Vale salientar ainda que a realidade do Baixa Verde não é única, pois já se têm noticias de situações similares acontecendo em áreas ocupadas por outros movimentos, nas quais lideranças da FETAG iludem e manipulam famílias que desejam ser contempladas pela reforma agrária a lutarem sob a bandeira da federação, e esta faz negociatas com a empresa e não da continuidade aos processos de aquisição das áreas, como ocorreu no acampamento 2 de Julho, que foi abandonado pela Federação e posteriormente assumido pela FETRAF, renomeado para 3 de Julho, em Eunápolis.
Mesmo assim, as famílias do MLT estão produzindo na área, demonstrando, pelo seu trabalho na terra, que é para isso que realizaram a ocupação, ao contrario de outros. Já montaram uma escola e uma biblioteca, que funcionam no acampamento, além de um grupo teatral composto por jovens e adultos da comunidade.
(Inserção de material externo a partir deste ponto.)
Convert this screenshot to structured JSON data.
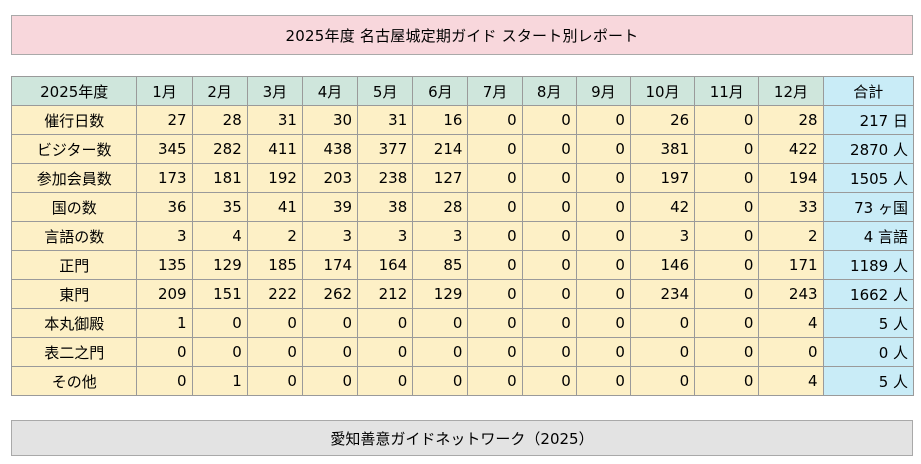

A área de plantio em 2011 era de aproximadamente 200 ha, com produções consorciadas e extremamente variadas, dentre as quais: Mandioca, Melancia, Banana, Feijão, Milho, Quiabo, Abóbora e Maxixe; e estima-se que 1.500.000 kg (um milhão e quinhentos mil quilos) de alimentos foram produzidos. Outrossim, evidencia-se a preocupação ambiental do MLT, que já realiza reconstituição de mais de 30 ha de mata ciliar.
Para 2012 a estimativa é duplicar a produção. O acampamento já se tornou um dos maiores fornecedores de mandioca, para a produção de farinha, da região. Em 2012 já foram produzidos mais de 5.000 sacas, a partir da produção do acampamento. Além disso, já estão comercializando seus produtos com a Prefeitura Municipal de Eunápolis, através do PNAE – Programa Nacional de Alimentação Escolar. Tudo isso está sendo desenvolvido com todas as dificuldades apresentadas, e sem nenhuma infraestrutura como irrigação ou maquinários.
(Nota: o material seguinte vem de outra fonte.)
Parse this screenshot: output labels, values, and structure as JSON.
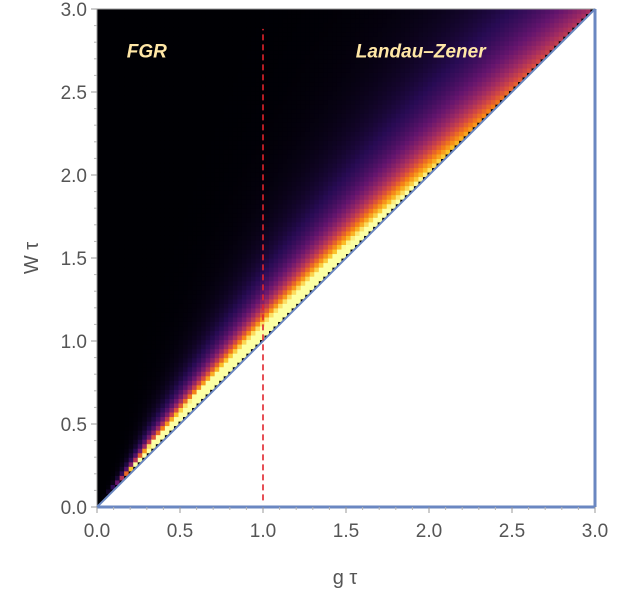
{
  "chart_data": {
    "type": "heatmap",
    "title": "",
    "xlabel": "g τ",
    "ylabel": "W τ",
    "xlim": [
      0,
      3
    ],
    "ylim": [
      0,
      3
    ],
    "x_ticks": [
      "0.0",
      "0.5",
      "1.0",
      "1.5",
      "2.0",
      "2.5",
      "3.0"
    ],
    "y_ticks": [
      "0.0",
      "0.5",
      "1.0",
      "1.5",
      "2.0",
      "2.5",
      "3.0"
    ],
    "x_tick_values": [
      0,
      0.5,
      1.0,
      1.5,
      2.0,
      2.5,
      3.0
    ],
    "y_tick_values": [
      0,
      0.5,
      1.0,
      1.5,
      2.0,
      2.5,
      3.0
    ],
    "colormap": "inferno",
    "domain_boundary": {
      "line": "W τ = g τ",
      "points": [
        [
          0,
          0
        ],
        [
          3,
          3
        ]
      ],
      "color": "#6a87c1"
    },
    "vertical_marker": {
      "x": 1.0,
      "style": "dashed",
      "color": "#e0242c"
    },
    "peak": {
      "x": 0.65,
      "y": 0.72
    },
    "annotations": [
      {
        "text": "FGR",
        "x": 0.3,
        "y": 2.75
      },
      {
        "text": "Landau–Zener",
        "x": 1.95,
        "y": 2.75
      }
    ],
    "grid": false
  }
}
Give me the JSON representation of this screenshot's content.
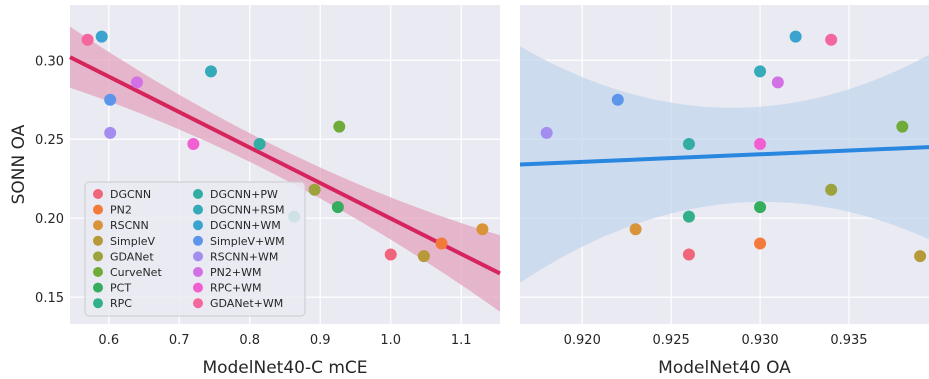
{
  "chart_data": [
    {
      "type": "scatter",
      "xlabel": "ModelNet40-C mCE",
      "ylabel": "SONN OA",
      "xlim": [
        0.545,
        1.155
      ],
      "ylim": [
        0.133,
        0.335
      ],
      "xticks": [
        0.6,
        0.7,
        0.8,
        0.9,
        1.0,
        1.1
      ],
      "xtick_labels": [
        "0.6",
        "0.7",
        "0.8",
        "0.9",
        "1.0",
        "1.1"
      ],
      "yticks": [
        0.15,
        0.2,
        0.25,
        0.3
      ],
      "ytick_labels": [
        "0.15",
        "0.20",
        "0.25",
        "0.30"
      ],
      "grid": true,
      "legend_position": "bottom-left",
      "regression": {
        "color": "#d6245c",
        "band_color": "#e3a3bf",
        "start": [
          0.545,
          0.302
        ],
        "end": [
          1.155,
          0.165
        ]
      },
      "points": [
        {
          "name": "DGCNN",
          "x": 1.0,
          "y": 0.177
        },
        {
          "name": "PN2",
          "x": 1.072,
          "y": 0.184
        },
        {
          "name": "RSCNN",
          "x": 1.13,
          "y": 0.193
        },
        {
          "name": "SimpleV",
          "x": 1.047,
          "y": 0.176
        },
        {
          "name": "GDANet",
          "x": 0.892,
          "y": 0.218
        },
        {
          "name": "CurveNet",
          "x": 0.927,
          "y": 0.258
        },
        {
          "name": "PCT",
          "x": 0.925,
          "y": 0.207
        },
        {
          "name": "RPC",
          "x": 0.863,
          "y": 0.201
        },
        {
          "name": "DGCNN+PW",
          "x": 0.814,
          "y": 0.247
        },
        {
          "name": "DGCNN+RSM",
          "x": 0.745,
          "y": 0.293
        },
        {
          "name": "DGCNN+WM",
          "x": 0.59,
          "y": 0.315
        },
        {
          "name": "SimpleV+WM",
          "x": 0.602,
          "y": 0.275
        },
        {
          "name": "RSCNN+WM",
          "x": 0.602,
          "y": 0.254
        },
        {
          "name": "PN2+WM",
          "x": 0.64,
          "y": 0.286
        },
        {
          "name": "RPC+WM",
          "x": 0.72,
          "y": 0.247
        },
        {
          "name": "GDANet+WM",
          "x": 0.57,
          "y": 0.313
        }
      ]
    },
    {
      "type": "scatter",
      "xlabel": "ModelNet40 OA",
      "ylabel": "",
      "xlim": [
        0.9165,
        0.9395
      ],
      "ylim": [
        0.133,
        0.335
      ],
      "xticks": [
        0.92,
        0.925,
        0.93,
        0.935
      ],
      "xtick_labels": [
        "0.920",
        "0.925",
        "0.930",
        "0.935"
      ],
      "yticks": [
        0.15,
        0.2,
        0.25,
        0.3
      ],
      "grid": true,
      "regression": {
        "color": "#2a87e0",
        "band_color": "#c3d6ee",
        "start": [
          0.9165,
          0.234
        ],
        "end": [
          0.9395,
          0.245
        ]
      },
      "points": [
        {
          "name": "DGCNN",
          "x": 0.926,
          "y": 0.177
        },
        {
          "name": "PN2",
          "x": 0.93,
          "y": 0.184
        },
        {
          "name": "RSCNN",
          "x": 0.923,
          "y": 0.193
        },
        {
          "name": "SimpleV",
          "x": 0.939,
          "y": 0.176
        },
        {
          "name": "GDANet",
          "x": 0.934,
          "y": 0.218
        },
        {
          "name": "CurveNet",
          "x": 0.938,
          "y": 0.258
        },
        {
          "name": "PCT",
          "x": 0.93,
          "y": 0.207
        },
        {
          "name": "RPC",
          "x": 0.926,
          "y": 0.201
        },
        {
          "name": "DGCNN+PW",
          "x": 0.926,
          "y": 0.247
        },
        {
          "name": "DGCNN+RSM",
          "x": 0.93,
          "y": 0.293
        },
        {
          "name": "DGCNN+WM",
          "x": 0.932,
          "y": 0.315
        },
        {
          "name": "SimpleV+WM",
          "x": 0.922,
          "y": 0.275
        },
        {
          "name": "RSCNN+WM",
          "x": 0.918,
          "y": 0.254
        },
        {
          "name": "PN2+WM",
          "x": 0.931,
          "y": 0.286
        },
        {
          "name": "RPC+WM",
          "x": 0.93,
          "y": 0.247
        },
        {
          "name": "GDANet+WM",
          "x": 0.934,
          "y": 0.313
        }
      ]
    }
  ],
  "legend": {
    "entries": [
      {
        "label": "DGCNN",
        "color": "#f0657a"
      },
      {
        "label": "PN2",
        "color": "#f47a3c"
      },
      {
        "label": "RSCNN",
        "color": "#d9943a"
      },
      {
        "label": "SimpleV",
        "color": "#b69a3a"
      },
      {
        "label": "GDANet",
        "color": "#9ca23c"
      },
      {
        "label": "CurveNet",
        "color": "#6fab3b"
      },
      {
        "label": "PCT",
        "color": "#35ad5e"
      },
      {
        "label": "RPC",
        "color": "#32b08c"
      },
      {
        "label": "DGCNN+PW",
        "color": "#31ada3"
      },
      {
        "label": "DGCNN+RSM",
        "color": "#35aab8"
      },
      {
        "label": "DGCNN+WM",
        "color": "#3aa4cf"
      },
      {
        "label": "SimpleV+WM",
        "color": "#5c96ea"
      },
      {
        "label": "RSCNN+WM",
        "color": "#a38ef0"
      },
      {
        "label": "PN2+WM",
        "color": "#d271e6"
      },
      {
        "label": "RPC+WM",
        "color": "#f25fd2"
      },
      {
        "label": "GDANet+WM",
        "color": "#f4669e"
      }
    ]
  }
}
A capacidade de produção fez com que o Movimento de Luta pela Terra alcançasse notoriedade frente à sociedade, e os integrantes do MLT querem mais. Alegam que com a demarcação do imóvel e assentamento das famílias a produção e qualidade de vida melhorariam imensamente. Entretanto, devido aos constantes prejuízos e atentados dos mais variados tipos causados pelos membros da FETAG, a tensão e o medo rodeiam o acampamento. Apesar da indubitável quantidade de documentos comprobatórios, o estado não se mobilizou ou tomou alguma providência para a resolução dos conflitos com a retirada dos membros da Federação e regularização das famílias do MLT.
Portanto, o Movimento de Luta pela Terra torna pública esta situação com um pedido às autoridades, de que tome as medidas cabíveis. Em respeito às famílias acampadas e à sociedade em geral.
Eunápolis 18 de agosto de 2011.
[1] A Veracel Celulose, empresa com sede em Eunápolis que ocupa mais de 200 mil hectares em 10 municípios do extremo sul da Bahia, é resultado de uma
Joint venture (associação de empresas, com fins lucrativos, para explorar um negócio sem que nenhuma delas perca sua personalidade jurídica) entre a brasileira Fibria (empresa surgida da compra da Aracruz Celulose pela Votorantim Papel e Celulose em 2009), atualmente a maior produtora de celulose de fibra curta do mundo e a quarta em capacidade produtiva de celulose; e a sueco-finlandesa Stora Enso, a maior produtora de papel e cartão do mundo e a segunda maior de produtos florestais.